Bei akuten Notfällen darf ein Arzt wohl die Behandlung nicht verweigern.

Bei dem, was da passiert ist, sehe ich auch kein Verweigerung der Behandlung. Es war voll, Du hattest nichts lebensbedrohliches und deshalb hat man Dich ins Krankenhaus geschickt, wo Du auch behandelt worden wärst. Daß man dort teilweise wirklich SEHR lange - gerade in der Notaufnahme - warten muß, passiert jedoch auch immer wieder. Besonders dann, wenn es voll ist ;-)

m*auXseproixnz


Das stimmt schon mal gar nicht. Jeder Arzt kann einen Patienten wegschicken. Und einen schmerzenden Arm zähle ich jetzt sowieso mal nicht als Notfall ;-) Man hätte halt vorher anrufen sollen.

Zum Glück geht es nicht danach, was du wozu zählst ;-)

GGoldi}ge-Edxe


Eine Kollegin von mir lief wie ein L rum, hatte Schmerzen ohne Ende, sie konnte kaum gehen und sitzen auch nicht.
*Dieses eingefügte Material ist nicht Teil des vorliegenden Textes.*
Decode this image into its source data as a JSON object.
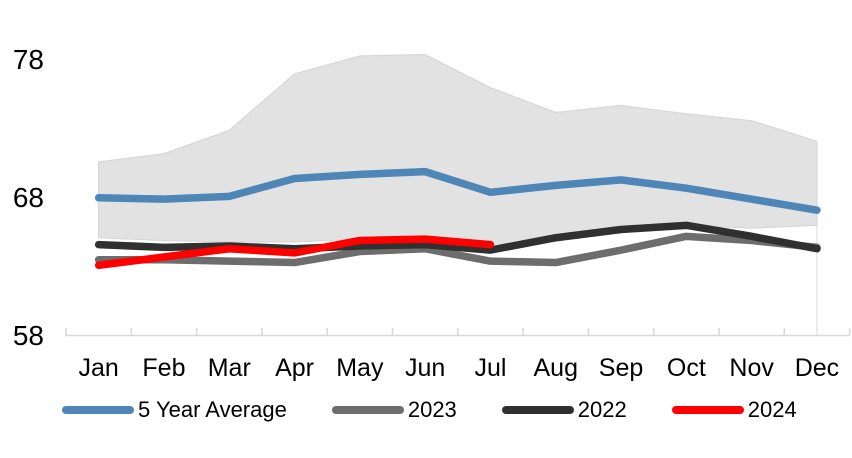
{
  "chart_data": {
    "type": "line",
    "title": "",
    "xlabel": "",
    "ylabel": "",
    "categories": [
      "Jan",
      "Feb",
      "Mar",
      "Apr",
      "May",
      "Jun",
      "Jul",
      "Aug",
      "Sep",
      "Oct",
      "Nov",
      "Dec"
    ],
    "yticks": [
      58,
      68,
      78
    ],
    "ylim": [
      58,
      79.6
    ],
    "grid": false,
    "legend_position": "bottom",
    "axis_color": "#d9d9d9",
    "text_color": "#000000",
    "band": {
      "name": "5-year-range-band",
      "upper": [
        70.6,
        71.2,
        72.9,
        77.0,
        78.3,
        78.4,
        76.0,
        74.2,
        74.7,
        74.1,
        73.6,
        72.1
      ],
      "lower": [
        65.1,
        64.9,
        64.8,
        64.8,
        65.0,
        65.2,
        64.3,
        65.1,
        65.7,
        66.0,
        65.8,
        66.0
      ],
      "fill": "#e2e2e2",
      "stroke": "#d7d7d7"
    },
    "series": [
      {
        "name": "5 Year Average",
        "color": "#4e86b8",
        "values": [
          68.0,
          67.9,
          68.1,
          69.4,
          69.7,
          69.9,
          68.4,
          68.9,
          69.3,
          68.7,
          67.9,
          67.1
        ]
      },
      {
        "name": "2023",
        "color": "#6d6d6d",
        "values": [
          63.5,
          63.5,
          63.4,
          63.3,
          64.1,
          64.3,
          63.4,
          63.3,
          64.2,
          65.2,
          64.9,
          64.4
        ]
      },
      {
        "name": "2022",
        "color": "#303030",
        "values": [
          64.6,
          64.4,
          64.5,
          64.3,
          64.5,
          64.6,
          64.2,
          65.1,
          65.7,
          66.0,
          65.2,
          64.3
        ]
      },
      {
        "name": "2024",
        "color": "#fe0000",
        "values": [
          63.1,
          63.7,
          64.3,
          64.0,
          64.9,
          65.0,
          64.6,
          null,
          null,
          null,
          null,
          null
        ]
      }
    ]
  }
}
Mit viel Mühe hat sie sich von einem Orthopäden zum anderen gequält, überall wurde sie abgewiesen. Der früheste Termin, den sie bekam, war in der ersten Dezemberwoche. Im Krankenhaus sagte man ihr, sie benötigt eine Überweisung vom Arzt. Ihr Hausarzt gab ihr aber eine Überweisung zum Orthopäden und dort wurde sie aber nicht angenommen.

Sie ging zurück zum Hausarzt und er wollte erst keine Überweisung für das KH ausstellen, nachdem sie dann gedroht hat, der KK alles zu erzählen und einen Artikel in der Zeitung darüber zu bringen, bekam sie die Überweisung ins KH.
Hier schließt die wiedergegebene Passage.